Die Liberalen sind unzufrieden, weil die Entlastung des Mittelstands ausfällt. Die Opposition bemängelt Schieflage des Etats 2011.
Berlin. Trotz der guten Wachstumsprognosen für die deutsche Wirtschaft will die Regierung in ihrem Spardrang nicht nachlassen. "Wir sind entschlossen, Kurs zu halten", sagte Bundesfinanzminister Wolfgang Schäuble (CDU) zum Auftakt der viertägigen Bundestagsdebatte über den Haushalt 2011. Die Oppositionsparteien kritisierten wegen der Kürzungen im Sozialetat allerdings eine "soziale Schieflage" im schwarz-gelben Haushalt. Die Kürzungen träfen vor allem die "Schwächsten der Gesellschaft", während die Verursacher der Finanzkrise wie "maßlose Investmentfonds" nicht zur Kasse gebeten würden, sagte Haushaltsexperte Carsten Schneider. "Dieser Haushalt ist nichts weiter als ein Handbuch für die soziale Spaltung." Daher werde die SPD ihm auch nicht zustimmen. Auch der Sozial- und Wohlfahrtsverband Volkssolidarität erklärte, die Sparmaßnahmen verschärften die soziale Spaltung.

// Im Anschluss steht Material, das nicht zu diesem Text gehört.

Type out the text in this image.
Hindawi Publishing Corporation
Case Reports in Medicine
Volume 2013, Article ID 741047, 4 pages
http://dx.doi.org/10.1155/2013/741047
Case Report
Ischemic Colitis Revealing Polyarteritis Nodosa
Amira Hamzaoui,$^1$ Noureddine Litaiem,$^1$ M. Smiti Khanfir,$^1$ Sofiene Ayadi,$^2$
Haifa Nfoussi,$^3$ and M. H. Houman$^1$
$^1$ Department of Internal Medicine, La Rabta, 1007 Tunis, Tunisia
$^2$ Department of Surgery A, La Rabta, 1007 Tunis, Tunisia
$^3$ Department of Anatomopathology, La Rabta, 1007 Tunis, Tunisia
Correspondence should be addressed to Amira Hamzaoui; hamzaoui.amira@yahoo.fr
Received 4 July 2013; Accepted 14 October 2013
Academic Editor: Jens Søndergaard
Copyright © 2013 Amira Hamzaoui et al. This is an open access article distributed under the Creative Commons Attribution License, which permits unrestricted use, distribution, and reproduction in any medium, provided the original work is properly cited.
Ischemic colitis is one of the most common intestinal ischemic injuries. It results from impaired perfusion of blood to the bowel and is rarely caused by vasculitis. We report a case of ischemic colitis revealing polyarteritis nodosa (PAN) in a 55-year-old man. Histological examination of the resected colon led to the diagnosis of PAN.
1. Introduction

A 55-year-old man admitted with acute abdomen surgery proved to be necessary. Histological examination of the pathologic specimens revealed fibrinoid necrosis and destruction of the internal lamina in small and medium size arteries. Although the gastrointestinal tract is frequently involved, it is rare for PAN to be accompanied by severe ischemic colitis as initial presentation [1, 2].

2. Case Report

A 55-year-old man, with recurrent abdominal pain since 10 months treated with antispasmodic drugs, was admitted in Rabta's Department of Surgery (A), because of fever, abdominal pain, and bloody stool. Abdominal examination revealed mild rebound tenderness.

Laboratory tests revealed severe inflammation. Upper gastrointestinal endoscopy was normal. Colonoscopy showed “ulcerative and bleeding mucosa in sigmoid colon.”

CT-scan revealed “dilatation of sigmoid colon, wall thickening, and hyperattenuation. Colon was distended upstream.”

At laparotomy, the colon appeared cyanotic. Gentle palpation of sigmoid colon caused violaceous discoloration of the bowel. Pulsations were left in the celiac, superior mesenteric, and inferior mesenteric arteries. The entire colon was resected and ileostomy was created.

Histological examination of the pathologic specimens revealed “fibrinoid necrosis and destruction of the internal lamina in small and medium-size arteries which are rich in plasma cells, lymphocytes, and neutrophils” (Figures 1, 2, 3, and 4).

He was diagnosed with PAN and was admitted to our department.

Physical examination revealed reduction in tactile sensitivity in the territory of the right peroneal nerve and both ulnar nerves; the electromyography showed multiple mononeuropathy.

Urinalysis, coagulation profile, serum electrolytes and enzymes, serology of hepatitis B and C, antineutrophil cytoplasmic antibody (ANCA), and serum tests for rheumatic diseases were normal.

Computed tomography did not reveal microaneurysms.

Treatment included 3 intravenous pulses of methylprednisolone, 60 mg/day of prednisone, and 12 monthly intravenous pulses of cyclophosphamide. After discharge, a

Kritik kommt allerdings auch aus den Reihen der FDP: "Aus unserer Sicht hat dieser Haushalt eine soziale Schieflage, aber aus einem ganz anderen Blickwinkel", sagte Sachsens FDP-Vorsitzender Holger Zastrow dem Hamburger Abendblatt. "Denn auf die einst versprochene und weiterhin notwendige Entlastung der kleinen und mittleren Einkommen wird leider verzichtet. Ich erkenne die sparpolitischen Zwänge an, aber der Einstieg in eine solche Strukturreform sollte noch in dieser Legislatur gelingen", forderte Zastrow. Den Vorwurf der "sozialen Spaltung" wegen der Sozialkürzungen wies der Liberale zurück: "Das ist nichts als die erwartbare Klassenkampfrhetorik. Es ist doch völlig logisch, dass man sich in schlechten Zeiten nicht mehr das leisten kann, was in guten Zeiten möglich war. Darüber gibt es in Deutschland aber bedauerlicherweise keinen gesellschaftlichen Konsens. Stattdessen wird laut aufgeschrien. Das ist unverantwortlich." Zastrows Forderung: "Man darf Politik nicht immer nur von den Rändern aus machen. Man muss in die Mitte der Gesellschaft gucken und fragen: Wer erwirtschaftet all das, was verteilt wird? Das sind die, die heute unter einer zu hohen Abgabenlast leiden."
Im Zentrum des Sparpakets stehen Kürzungen bei den Arbeitslosen. Diese verlieren neben dem Elterngeld auch den im vergangenen Jahr eingeführten Heizkostenzuschuss für Wohngeldempfänger. Das macht für Singles 24 Euro im Monat, für Familien mit zwei Kindern 43 Euro monatlich aus. Ganz weg fällt der befristete Zuschlag für Erwerbslose, die vom Arbeitslosengeld I ins Arbeitslosengeld II rutschen - dies sind bisher bei Alleinstehenden bis zu 160 Euro, bei Paaren bis zu 320 Euro und für jedes Kind bis zu 60 Euro monatlich im ersten Jahr des Übergangs in Hartz IV. Betroffen sind auch Bezieher von Hartz IV, die ihren Anspruch auf das Mindestelterngeld von 300 Euro im Monat verlieren.
Allerdings beteuert Schäuble, trotz des Widerstands in der EU an seinen Plänen für eine Finanztransaktionssteuer festzuhalten. Er werde alles daransetzen, dass die Steuer komme, sagte er im Bundestag. Tatsächlich ist die geplante Beteiligung der Banken an den Kosten der Finanzkrise eigentlich ein Grundpfeiler des Sparpakets. Bislang stehen im EU-Finanzministerrat aber Deutschland, Frankreich, Österreich und Griechenland mit dem Vorschlag alleine da. Schäuble sagte aber, die Debatte verlaufe offener, als das dargestellt werde. Auf dem sozialpolitischen Flügel der CDU/CSU wird Wert darauf gelegt, dass diese Maßnahme kommt, um so dem Vorwurf der einseitigen Belastung der sozial Schwachen etwas entgegensetzen zu können.
Wie Schäuble erläuterte, fällt die Neuverschuldung im laufenden Haushaltsjahr geringer aus als gedacht: "Wir sind jetzt im tatsächlichen Verlauf des Jahres 2010 nicht mehr bei 86 Milliarden Euro, sondern irgendwo unterhalb von 60 Milliarden Euro." Für das kommende Jahr ist in der Etatvorlage eine Neuverschuldung von 57,5 Milliarden Euro vorgesehen. Der Bundesfinanzminister sagte, die Investitionen seien nicht verringert, für den Bereich Bildung und Forschung sogar erhöht worden. Für die Ausgaben des Bundes sind 2011 insgesamt 307,4 Milliarden Euro veranschlagt. Wirtschaftlich sei man auf einem "guten Weg". Deutschland gelte als "die Wachstumslokomotive in Europa".